User defined functions

We assume for your prior programming experience in CMSC 201 that you are familiar with writing functions. This includes
  1. Functions that return a value
  2. Functions that do not return a value (void functions)
  3. Functions with parameters (including structs and arrays)
  4. Functions with no parameters
  5. Functions that call other functions
Functions provide a form of "procedural abstraction". The user of a function need not know how a function works in order to use it. The term abstraction conveys the idea that you are hiding the details of the code contained in the function. This is often referred to as treating the function like a black box.

Documentation about what a function does is contained in the function header comment which is found the header file that contains the function's prototype. In this course, we have a requirement that all function header comments contain pre- and post-conditions. This information assists the user in understand what the function does. Thinking about pre- and post-conditions are important when designing your functions.

Pre-Conditions and Post-Conditions

A pre-condition is a statement of what the function assumes to be true when it is called. The function should not be called and cannot be expected to perform correctly unless all pre-conditions are met. Pre-conditions always include some statement about the state of the arguments to the function.

A post-condition is a statement that describes the effect of the function (assuming all preconditions are met). For functions that return a value, the post-condition will always describe the value returned. For functions that change the value of some argument(s), the post-condition will describe the changes.

Examples from text page 115.
Right Wrong
//------------------------------------------------------ // Function: ShowInterest // PreCondition: // balance is a nonnegative savings account balance // rate is the interest rate expressed as a percent // such as 5 for 5% // PostCondition: // the amount of interest for the given balance at the // given rate is displayed to cout. // if the parameters are invalid, "No Interest" is displayed //------------------------------------------------------- void ShowInterest( double balance, double rate ) { if (balance >= 0 && rate >=0) { // code to calculate and display interest } else { cout << "No Interest\n"; } } //------------------------------------------------------ // Function: ShowInterest // PreCondition: // passes in the balance and rate <-------- WRONG // PostCondition: // the amount of interest for the given balance at the // given rate is displayed to cout <-------- OK // // // //------------------------------------------------------- void ShowInterest( double balance, double rate ) { // code to calculate and display interest }
//------------------------------------------------------- // Function: Area // PreCondition: // radius is positve // PostCondition: // returns the area of a circle with given radius // returns 0.0 if radius is invalid //------------------------------------------------------- double Area( double radius ) { const double PI = 3.14159; if ( radius > 0 ) return 2 * PI * radius * radius; else return 0.0; } //------------------------------------------------------- // Function: Area // PreCondition: // passes in the double radius <-------- WRONG // PostCondition: // returns the double area <-------- OK, not great // //------------------------------------------------------- double Area( double radius ) { const double PI = 3.14159; return 2 * PI * radius * radius; }
What do we do if the pre-conditions are not met? There are a couple of basic methods for handling pre-conditions which are not met. All pre-conditions which are not met must be handled in some manner.
  1. Handle the invalid pre-condition if possible as in the examples above
  2. Return a status (via return value or reference parameter) indicating that an error occurred.
  3. Alert the caller by throwing an exception (later this semester)
  4. As a last resort, abort the program execution using the assert() or exit( ) function
Of these, alerting the caller is preferred. However, until we learn proper exception handling, we are stuck with the other options. As the function designer, you must choose which method to use.

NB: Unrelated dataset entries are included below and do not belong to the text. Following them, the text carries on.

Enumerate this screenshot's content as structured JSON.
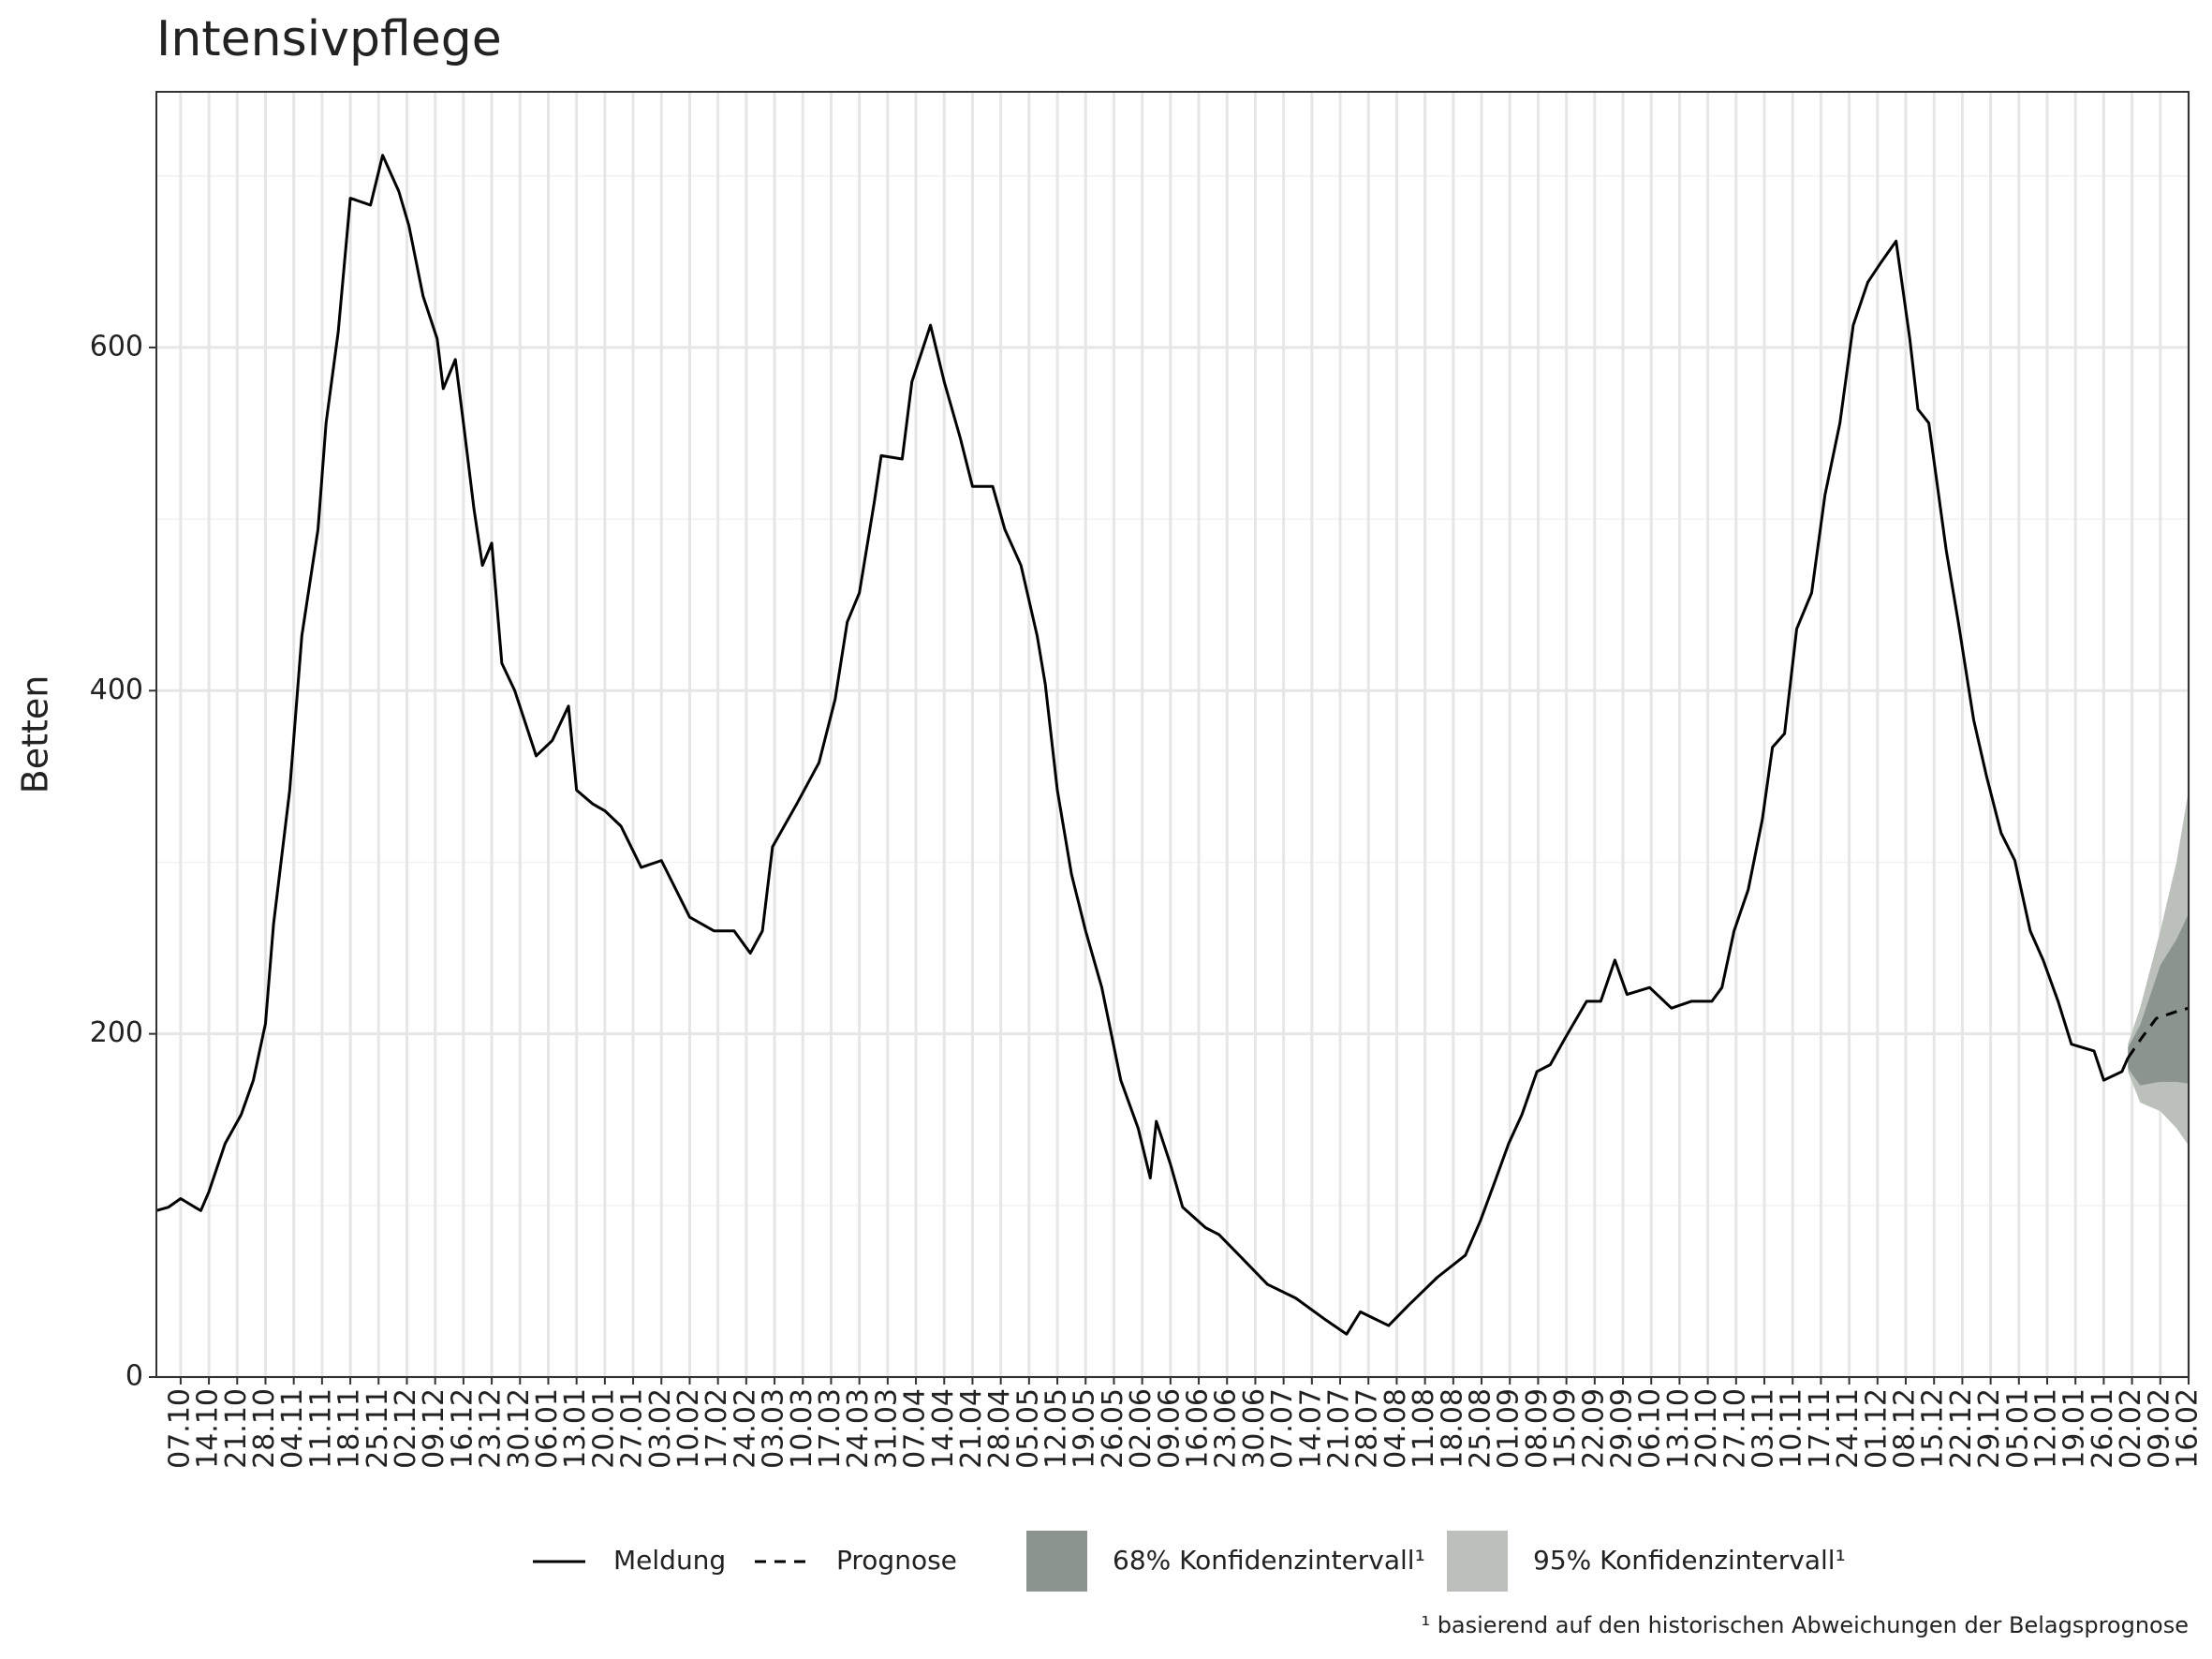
{
  "chart_data": {
    "type": "line",
    "title": "Intensivpflege",
    "y_label": "Betten",
    "footnote": "¹ basierend auf den historischen Abweichungen der Belagsprognose",
    "xlim": [
      -6,
      497
    ],
    "ylim": [
      0,
      749
    ],
    "yticks": [
      0,
      200,
      400,
      600
    ],
    "y_minor_ticks": [
      100,
      300,
      500,
      700
    ],
    "grid": true,
    "xticks": [
      {
        "value": 0,
        "label": "07.10"
      },
      {
        "value": 7,
        "label": "14.10"
      },
      {
        "value": 14,
        "label": "21.10"
      },
      {
        "value": 21,
        "label": "28.10"
      },
      {
        "value": 28,
        "label": "04.11"
      },
      {
        "value": 35,
        "label": "11.11"
      },
      {
        "value": 42,
        "label": "18.11"
      },
      {
        "value": 49,
        "label": "25.11"
      },
      {
        "value": 56,
        "label": "02.12"
      },
      {
        "value": 63,
        "label": "09.12"
      },
      {
        "value": 70,
        "label": "16.12"
      },
      {
        "value": 77,
        "label": "23.12"
      },
      {
        "value": 84,
        "label": "30.12"
      },
      {
        "value": 91,
        "label": "06.01"
      },
      {
        "value": 98,
        "label": "13.01"
      },
      {
        "value": 105,
        "label": "20.01"
      },
      {
        "value": 112,
        "label": "27.01"
      },
      {
        "value": 119,
        "label": "03.02"
      },
      {
        "value": 126,
        "label": "10.02"
      },
      {
        "value": 133,
        "label": "17.02"
      },
      {
        "value": 140,
        "label": "24.02"
      },
      {
        "value": 147,
        "label": "03.03"
      },
      {
        "value": 154,
        "label": "10.03"
      },
      {
        "value": 161,
        "label": "17.03"
      },
      {
        "value": 168,
        "label": "24.03"
      },
      {
        "value": 175,
        "label": "31.03"
      },
      {
        "value": 182,
        "label": "07.04"
      },
      {
        "value": 189,
        "label": "14.04"
      },
      {
        "value": 196,
        "label": "21.04"
      },
      {
        "value": 203,
        "label": "28.04"
      },
      {
        "value": 210,
        "label": "05.05"
      },
      {
        "value": 217,
        "label": "12.05"
      },
      {
        "value": 224,
        "label": "19.05"
      },
      {
        "value": 231,
        "label": "26.05"
      },
      {
        "value": 238,
        "label": "02.06"
      },
      {
        "value": 245,
        "label": "09.06"
      },
      {
        "value": 252,
        "label": "16.06"
      },
      {
        "value": 259,
        "label": "23.06"
      },
      {
        "value": 266,
        "label": "30.06"
      },
      {
        "value": 273,
        "label": "07.07"
      },
      {
        "value": 280,
        "label": "14.07"
      },
      {
        "value": 287,
        "label": "21.07"
      },
      {
        "value": 294,
        "label": "28.07"
      },
      {
        "value": 301,
        "label": "04.08"
      },
      {
        "value": 308,
        "label": "11.08"
      },
      {
        "value": 315,
        "label": "18.08"
      },
      {
        "value": 322,
        "label": "25.08"
      },
      {
        "value": 329,
        "label": "01.09"
      },
      {
        "value": 336,
        "label": "08.09"
      },
      {
        "value": 343,
        "label": "15.09"
      },
      {
        "value": 350,
        "label": "22.09"
      },
      {
        "value": 357,
        "label": "29.09"
      },
      {
        "value": 364,
        "label": "06.10"
      },
      {
        "value": 371,
        "label": "13.10"
      },
      {
        "value": 378,
        "label": "20.10"
      },
      {
        "value": 385,
        "label": "27.10"
      },
      {
        "value": 392,
        "label": "03.11"
      },
      {
        "value": 399,
        "label": "10.11"
      },
      {
        "value": 406,
        "label": "17.11"
      },
      {
        "value": 413,
        "label": "24.11"
      },
      {
        "value": 420,
        "label": "01.12"
      },
      {
        "value": 427,
        "label": "08.12"
      },
      {
        "value": 434,
        "label": "15.12"
      },
      {
        "value": 441,
        "label": "22.12"
      },
      {
        "value": 448,
        "label": "29.12"
      },
      {
        "value": 455,
        "label": "05.01"
      },
      {
        "value": 462,
        "label": "12.01"
      },
      {
        "value": 469,
        "label": "19.01"
      },
      {
        "value": 476,
        "label": "26.01"
      },
      {
        "value": 483,
        "label": "02.02"
      },
      {
        "value": 490,
        "label": "09.02"
      },
      {
        "value": 497,
        "label": "16.02"
      }
    ],
    "series": [
      {
        "name": "Meldung",
        "color": "#000000",
        "dash": false,
        "x": [
          -6,
          -3,
          0,
          3.5,
          5,
          7,
          11,
          15,
          18,
          21,
          23,
          27,
          30,
          34,
          36,
          39,
          42,
          47,
          50,
          54,
          56.5,
          60,
          63.5,
          65,
          68,
          70,
          72.6,
          74.7,
          77,
          79.5,
          82.7,
          88,
          92,
          96,
          98,
          102,
          105,
          109,
          114,
          119,
          126,
          132,
          137,
          141,
          144,
          146.5,
          152.5,
          158,
          162,
          165,
          168,
          171.7,
          173.4,
          178.6,
          181,
          185.6,
          189,
          193,
          196,
          201,
          204,
          208,
          212,
          214,
          217,
          220.5,
          224,
          228,
          232.7,
          237,
          240,
          241.5,
          245,
          248,
          253.7,
          257,
          262,
          269,
          276,
          283,
          288.6,
          292,
          295.5,
          299,
          304,
          311,
          318,
          321.7,
          325,
          328.7,
          332,
          335.7,
          339,
          342.8,
          348,
          351.5,
          355,
          358,
          363.6,
          369,
          374,
          379,
          381.5,
          384.5,
          388,
          391.5,
          394,
          397,
          400,
          403.7,
          407,
          410.7,
          414,
          417.6,
          421,
          424.6,
          428,
          430,
          432.7,
          437,
          440,
          443.8,
          447,
          450.6,
          454,
          457.8,
          461,
          464.7,
          468,
          473.6,
          476,
          480.5,
          482
        ],
        "values": [
          97,
          99,
          104,
          99,
          97,
          108,
          136,
          153,
          173,
          206,
          264,
          342,
          432,
          494,
          556,
          609,
          687,
          683,
          712,
          691,
          671,
          630,
          605,
          576,
          593,
          556,
          506,
          473,
          486,
          416,
          400,
          362,
          371,
          391,
          342,
          334,
          330,
          321,
          297,
          301,
          268,
          260,
          260,
          247,
          260,
          309,
          334,
          358,
          395,
          440,
          457,
          510,
          537,
          535,
          580,
          613,
          580,
          547,
          519,
          519,
          494,
          473,
          432,
          404,
          342,
          293,
          260,
          227,
          173,
          145,
          116,
          149,
          124,
          99,
          87,
          83,
          71,
          54,
          46,
          34,
          25,
          38,
          34,
          30,
          42,
          58,
          71,
          91,
          112,
          136,
          153,
          178,
          182,
          198,
          219,
          219,
          243,
          223,
          227,
          215,
          219,
          219,
          227,
          260,
          284,
          325,
          367,
          375,
          436,
          457,
          514,
          556,
          613,
          638,
          650,
          662,
          605,
          564,
          556,
          482,
          440,
          383,
          350,
          317,
          301,
          260,
          243,
          219,
          194,
          190,
          173,
          178,
          186
        ]
      },
      {
        "name": "Prognose",
        "color": "#000000",
        "dash": true,
        "x": [
          482,
          485.5,
          489,
          494,
          497
        ],
        "values": [
          186,
          198,
          209,
          213,
          215
        ]
      }
    ],
    "bands": [
      {
        "name": "95% Konfidenzintervall¹",
        "color": "#bbc0bb",
        "x": [
          482,
          485,
          490,
          494,
          497
        ],
        "lower": [
          178,
          160,
          155,
          145,
          135
        ],
        "upper": [
          194,
          215,
          260,
          300,
          342
        ]
      },
      {
        "name": "68% Konfidenzintervall¹",
        "color": "#8c9490",
        "x": [
          482,
          485,
          490,
          494,
          497
        ],
        "lower": [
          180,
          170,
          172,
          172,
          171
        ],
        "upper": [
          192,
          205,
          240,
          255,
          270
        ]
      }
    ]
  }
}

Unless exiting via exit( ), or your function's purpose is to input data,
DO NOT output a message to the user and/or prompt the user for new input.


Write the function header comment (including pre- and post-conditions) and function prototype for the following functions. Then write the code.
  1. A function named FindMax that searches an array of integers and returns the index of the first occurrence of the maximum value in the array.
  2. A function named PrintGreeting that outputs a user-supplied message to the standard output.
  3. A function named FindSmallest that returns the smallest of three integers.
  4. A function named Volume that returns the volume of a sphere with a given radius. The formula for the volume of a sphere is given on page 121 of the text.
  5. A function named Speed that returns the speed of a vehicle in miles per hour, given the distance traveled and the time to travel that distance.